Fibroids rank as one of the most common health concerns for women. Dr. Mehmet Oz discussed new treatment options on his July 24 talk show. In addition, weight loss expert Jorge Cruise joined him to discuss the benefits of carb cycling diets.
An estimated 50 percent of women experience fibroids at some point in their lives. Although these tumors are not malignant, they can result in symptoms such as pain and bleeding. New research has shown that holistic solutions such as dietary changes and hormone therapy can help avoid the need for surgery in many cases.
The Standard American Diet (SAD) reflects the grain-saturated food pyramid by containing foods that rank high on the glycemic index (GI), such as white bread, French fries, doughnuts and instant white rice. However, researchers have found that those foods may promote tumor growth because they increase the concentration of insulinlike growth factor 1 (IGF-1).
Foods low on the GI scale that may help prevent fibroids include leafy green vegetables, dairy foods such as milk and eggs. Because obesity increases the risk, it's also important to lose weight if needed.
When it comes to weight loss, Dr. Oz's guest expert Jorge Cruise has become renowned for his knowledge in what succeeds for women. The author of books such as "The 100: Count ONLY Sugar Calories and Lose Up to 18 Lbs. in 2 Weeks," Jorge feels that choosing the correct carbohydrates and diet for different ages and stages is critical in taking off the pounds.
For middle-aged women, therefore, Jorge relies on an approach that uses carb-cycling concepts, detailed in his book "Happy Hormones, Slim Belly: Over 40? Lose 7 lbs. the First Week, and Then 2 lbs. Weekly." You follow a low carb diet for two days that limits your "sugar calories" to 100 maximum. For the next five days, you can eat more carbohydrates from a list designed to balance your hormones and thus boost weight loss.

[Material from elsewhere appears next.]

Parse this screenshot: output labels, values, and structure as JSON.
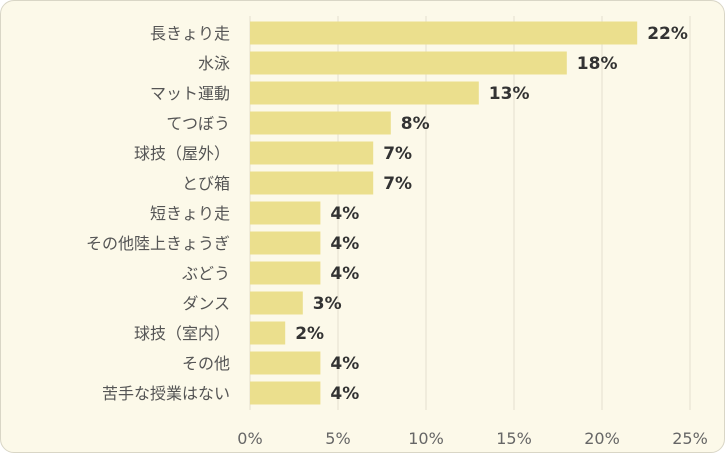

But not all diet experts agree that carb-cycling diets are useful only if you're older than 40. Celebrity trainers Heidi and Chris Powell, who star on "Extreme Weight Loss," use carb-cycling diets for their clients, who range in age from teenagers to older adults.
What Jorge, Chris and Heidi do agree: When it comes to weight loss, removing sugar from the diet is essential. They also concur that reducing or eliminating white flour is important for curbing hunger and sustaining diet success.
In an exclusive interview, Jorge revealed that he feels what he calls "sugar calories" are the ones that cause insulin spikes. The concern: Your body treats carbohydrates in the same way as sugar, so Jorge calculates sugar calories by multiplying each gram of total carbohydrates in a product by four, which is the number of calories in one gram of carbohydrates.
Thus, you can eat 25 carbohydrates total daily (which equals 100 "sugar calories") on the low carb diet days. His plan also includes what he calls "freebies," which are foods without carbohydrates such as eggs, salmon and poultry.
Jorge's books include recipes that feature low carbohydrate flours such as coconut flour and almond flour. He also relies on sugar substitutes.
In recent years, however, new research has emerged indicating that artificial sweeteners and products such as diet soda may cause weight gain. Manufacturers of such products have felt the fallout from the negative publicity.
Coca-Cola, for example, has experienced a significant hit to their sales caused by consumers' avoidance of diet soda. Ranked as the world's biggest soda manufacturer, Coca-Cola reported reduced revenue because the sales volume in North America fizzled, reported ABC News on July 22.
While sales of sugar-sweetened soda such as regular Coke increased, Diet Coke decreased. It currently ranks as the nation's number two soda.
Executives said that they recognize consumers worry about artificial sweeteners. "We do recognize we have more work to do here," said CEO Muhtar Kent.
The company currently is contemplating a soda made with a natural zero-calorie sweetener called stevia. Several companies do make similar products currently, such as Zevia, but their market share has yet to make a substantial dent in the diet soda market.